I Can't Adult Today
Brunch|September 03, 2022
A generation tries to draw the line between being regressive and investing in self-care
Rehana Munir
I Can't Adult Today

It's been a hard morning. I discovered that The Namers Of All Things have put me in an indefensible category. "Elder millennial" (EM) is like that label you want to immediately tear off the back of your new shirt because it chafes the nape of your neck. The same article, in The Guardian, no less, claims that the 40s are one's saddest decade, especially in the case of elder millennials. They list sleep deprivation due to having small kids, and a lack of time for leisure activities, as reasons for unhappiness in one's fourth decade.

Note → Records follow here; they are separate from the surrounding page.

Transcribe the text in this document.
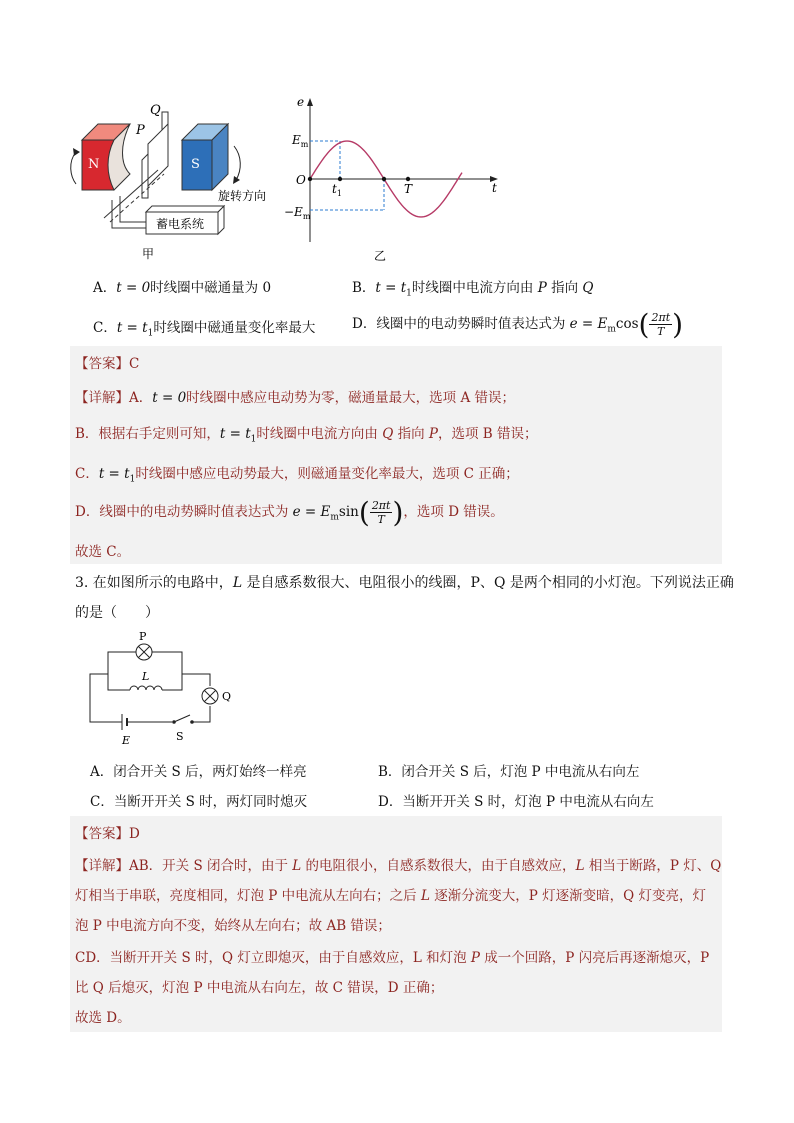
N
Q
P
S
旋转方向
蓄电系统
甲
e
t
O
$E_m$
$-E_m$
$t_1$	T
乙
A．t = 0时线圈中磁通量为 0	B．$t = t_1$时线圈中电流方向由 P 指向 Q
C．$t = t_1$时线圈中磁通量变化率最大	D．线圈中的电动势瞬时值表达式为 $e = E_m\cos( \frac{2\pi t}{T}$ )
【答案】C
【详解】A．t = 0时线圈中感应电动势为零，磁通量最大，选项 A 错误；
B．根据右手定则可知，$t = t_1$时线圈中电流方向由 Q 指向 P，选项 B 错误；
C．$t = t_1$时线圈中感应电动势最大，则磁通量变化率最大，选项 C 正确；
D．线圈中的电动势瞬时值表达式为 $e = E_m\sin( \frac{2\pi t}{T}$ )，选项 D 错误。
故选 C。
3. 在如图所示的电路中，L 是自感系数很大、电阻很小的线圈，P、Q 是两个相同的小灯泡。下列说法正确
的是（　　）
P
L
Q
E	S
A．闭合开关 S 后，两灯始终一样亮	B．闭合开关 S 后，灯泡 P 中电流从右向左
C．当断开开关 S 时，两灯同时熄灭	D．当断开开关 S 时，灯泡 P 中电流从右向左
【答案】D
【详解】AB．开关 S 闭合时，由于 L 的电阻很小，自感系数很大，由于自感效应，L 相当于断路，P 灯、Q
灯相当于串联，亮度相同，灯泡 P 中电流从左向右；之后 L 逐渐分流变大，P 灯逐渐变暗，Q 灯变亮，灯
泡 P 中电流方向不变，始终从左向右；故 AB 错误；
CD．当断开开关 S 时，Q 灯立即熄灭，由于自感效应，L 和灯泡 P 成一个回路，P 闪亮后再逐渐熄灭，P
比 Q 后熄灭，灯泡 P 中电流从右向左，故 C 错误，D 正确；
故选 D。
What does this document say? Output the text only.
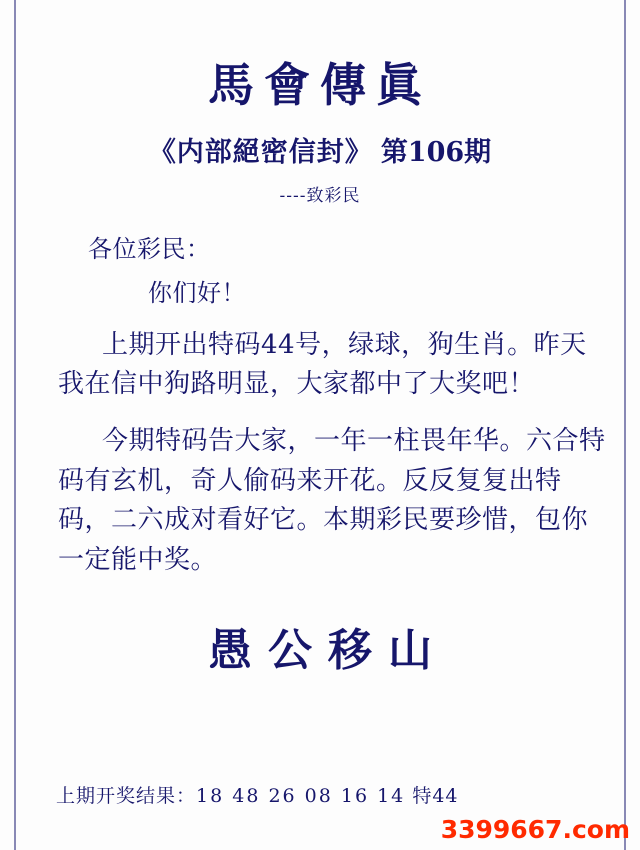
馬會傳眞
《内部絕密信封》 第106期
----致彩民
各位彩民：
你们好！
上期开出特码44号，绿球，狗生肖。昨天我在信中狗路明显，大家都中了大奖吧！
今期特码告大家，一年一柱畏年华。六合特码有玄机，奇人偷码来开花。反反复复出特码，二六成对看好它。本期彩民要珍惜，包你一定能中奖。
愚公移山
上期开奖结果：18 48 26 08 16 14 特44
3399667.com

Ever the outlier, I suffer from neither of these afflictions. I am, however, increasingly drawn towards the changing definition of adulthood from the slightly hazy prism of my early 40s.

The Tao of cuteness

Love is a verb, they say. So is adulthood, these days. The sheltering oak of adulthood-a sprawling stage of life that was generally used to describe any age over 18-has been violently uprooted. What we have, instead, are saplings of responsible behaviour that we plant and tend to every now and then, in a process we cutely call "adulting". (Being cute is a full-time job these days, in the way that being charming was a pre-occupation with our predecessors.) "I can't adult today" is a regular refrain on social media feeds.